As blood glucose concentration falls with insulin treatment, marked hypokalemia often develops if potassium supplementation is not diligent.
Hyperkalemia may be treated by antagonizing the effects of potassium on cell membranes with calcium gluconate, driving extracellular potassium into cells with sodium bicarbonate or glucose, or by removing potassium from the body with a cation exchange resin or dialysis.
Remember, any source of intake, such as potassium-containing fluids and potassium penicillin, must be discontinued during hyperkalemic situations. Administered calcium gluconate begins to work within minutes, but its effect lasts less than an hour. The dosage of calcium gluconate is 2-10 ml of a 10% solution to be administered slowly with electrocardiographic monitoring. Administered glucose begins within an hour and lasts a few hours. Glucose-containing fluids (5% dextrose solution or 10% dextrose solution) or 50% dextrose solution (1-2 ml/kg) can be used for this purpose. Unless the animal is diabetic, administration of insulin with glucose usually is unnecessary and may cause hypoglycemia.
Sodium bicarbonate also works by moving potassium into cells as hydrogen ions come out to titrate the administered bicarbonate. Administered sodium bicarbonate begins to work within an hour and its effects last a few hours. The usual dosage is 1-2 mEq/kg intravenously and it can be repeated if necessary.
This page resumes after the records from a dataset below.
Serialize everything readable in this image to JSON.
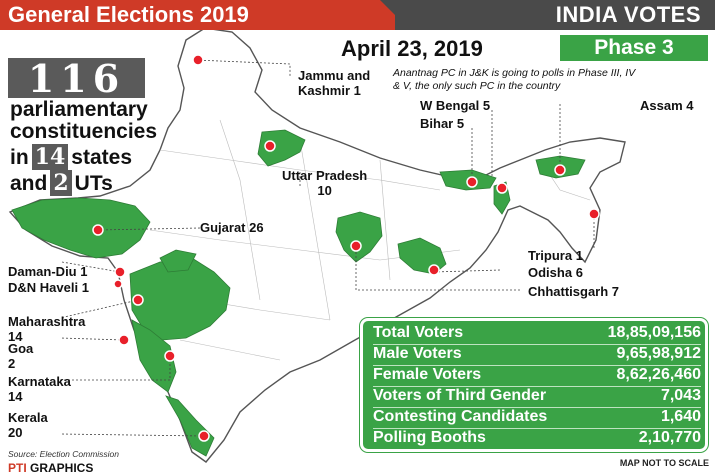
{
  "header": {
    "title": "General Elections 2019",
    "right_title": "INDIA VOTES"
  },
  "date": "April 23, 2019",
  "phase": "Phase 3",
  "summary": {
    "count": "116",
    "line1": "parliamentary",
    "line2": "constituencies",
    "in_label": "in",
    "states_count": "14",
    "states_label": "states",
    "and_label": "and",
    "uts_count": "2",
    "uts_label": "UTs"
  },
  "note": "Anantnag PC in J&K is going to polls in Phase III, IV & V, the only such PC in the country",
  "regions": [
    {
      "name": "Jammu and",
      "name2": "Kashmir",
      "seats": "1"
    },
    {
      "name": "W Bengal",
      "seats": "5"
    },
    {
      "name": "Bihar",
      "seats": "5"
    },
    {
      "name": "Assam",
      "seats": "4"
    },
    {
      "name": "Uttar Pradesh",
      "seats": "10"
    },
    {
      "name": "Gujarat",
      "seats": "26"
    },
    {
      "name": "Tripura",
      "seats": "1"
    },
    {
      "name": "Odisha",
      "seats": "6"
    },
    {
      "name": "Chhattisgarh",
      "seats": "7"
    },
    {
      "name": "Daman-Diu",
      "seats": "1"
    },
    {
      "name": "D&N Haveli",
      "seats": "1"
    },
    {
      "name": "Maharashtra",
      "seats": "14"
    },
    {
      "name": "Goa",
      "seats": "2"
    },
    {
      "name": "Karnataka",
      "seats": "14"
    },
    {
      "name": "Kerala",
      "seats": "20"
    }
  ],
  "stats": [
    {
      "label": "Total Voters",
      "value": "18,85,09,156"
    },
    {
      "label": "Male Voters",
      "value": "9,65,98,912"
    },
    {
      "label": "Female Voters",
      "value": "8,62,26,460"
    },
    {
      "label": "Voters of Third Gender",
      "value": "7,043"
    },
    {
      "label": "Contesting Candidates",
      "value": "1,640"
    },
    {
      "label": "Polling Booths",
      "value": "2,10,770"
    }
  ],
  "source": "Source: Election Commission",
  "brand_prefix": "PTI",
  "brand": "GRAPHICS",
  "scale_note": "MAP NOT TO SCALE",
  "colors": {
    "header_red": "#cf3a27",
    "header_gray": "#4a4a4a",
    "green": "#3aa346",
    "marker": "#e8202a"
  }
}
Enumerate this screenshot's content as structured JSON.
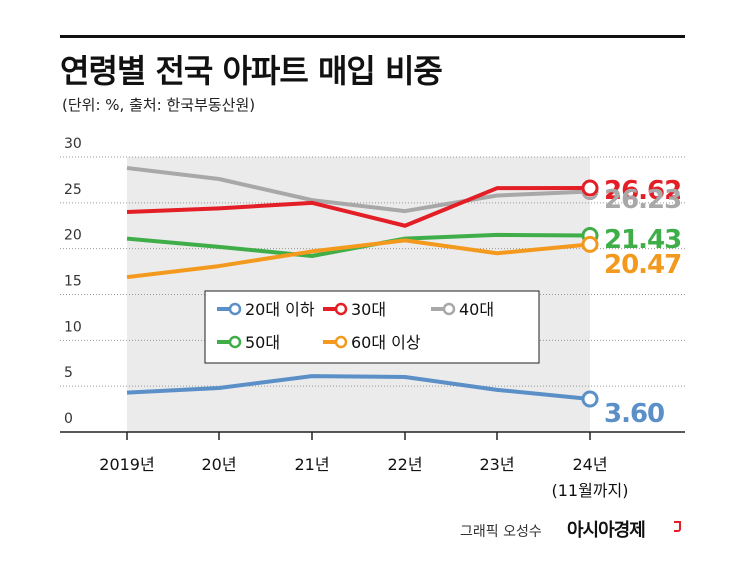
{
  "title": "연령별 전국 아파트 매입 비중",
  "subtitle": "(단위: %, 출처: 한국부동산원)",
  "credit": "그래픽 오성수",
  "brand": "아시아경제",
  "chart_data": {
    "type": "line",
    "categories": [
      "2019년",
      "20년",
      "21년",
      "22년",
      "23년",
      "24년"
    ],
    "category_notes": [
      "",
      "",
      "",
      "",
      "",
      "(11월까지)"
    ],
    "ylim": [
      0,
      30
    ],
    "yticks": [
      0,
      5,
      10,
      15,
      20,
      25,
      30
    ],
    "legend_position": "center",
    "series": [
      {
        "name": "20대 이하",
        "color": "#5b8fc7",
        "values": [
          4.3,
          4.8,
          6.1,
          6.0,
          4.6,
          3.6
        ],
        "end_label": "3.60"
      },
      {
        "name": "30대",
        "color": "#e41e26",
        "values": [
          24.0,
          24.4,
          25.0,
          22.5,
          26.6,
          26.62
        ],
        "end_label": "26.62"
      },
      {
        "name": "40대",
        "color": "#a8a8a8",
        "values": [
          28.8,
          27.6,
          25.3,
          24.1,
          25.8,
          26.23
        ],
        "end_label": "26.23"
      },
      {
        "name": "50대",
        "color": "#3fae49",
        "values": [
          21.1,
          20.2,
          19.2,
          21.1,
          21.5,
          21.43
        ],
        "end_label": "21.43"
      },
      {
        "name": "60대 이상",
        "color": "#f39a1e",
        "values": [
          16.9,
          18.1,
          19.7,
          20.9,
          19.5,
          20.47
        ],
        "end_label": "20.47"
      }
    ],
    "legend_order": [
      0,
      1,
      2,
      3,
      4
    ]
  }
}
The loop or thiazide diuretics increase distal tubular flow rate and potassium secretion and may have adjunctive value in the treatment of hyperkalemia.
The cation exchange resin polystyrene sulfonate can be used to bind potassium and release sodium in the gastrointestinal tract. Each gram will bind one mEq of potassium and release 1-2 mEq of sodium. If these measures fail, the veterinarian should consider using peritoneal dialysis.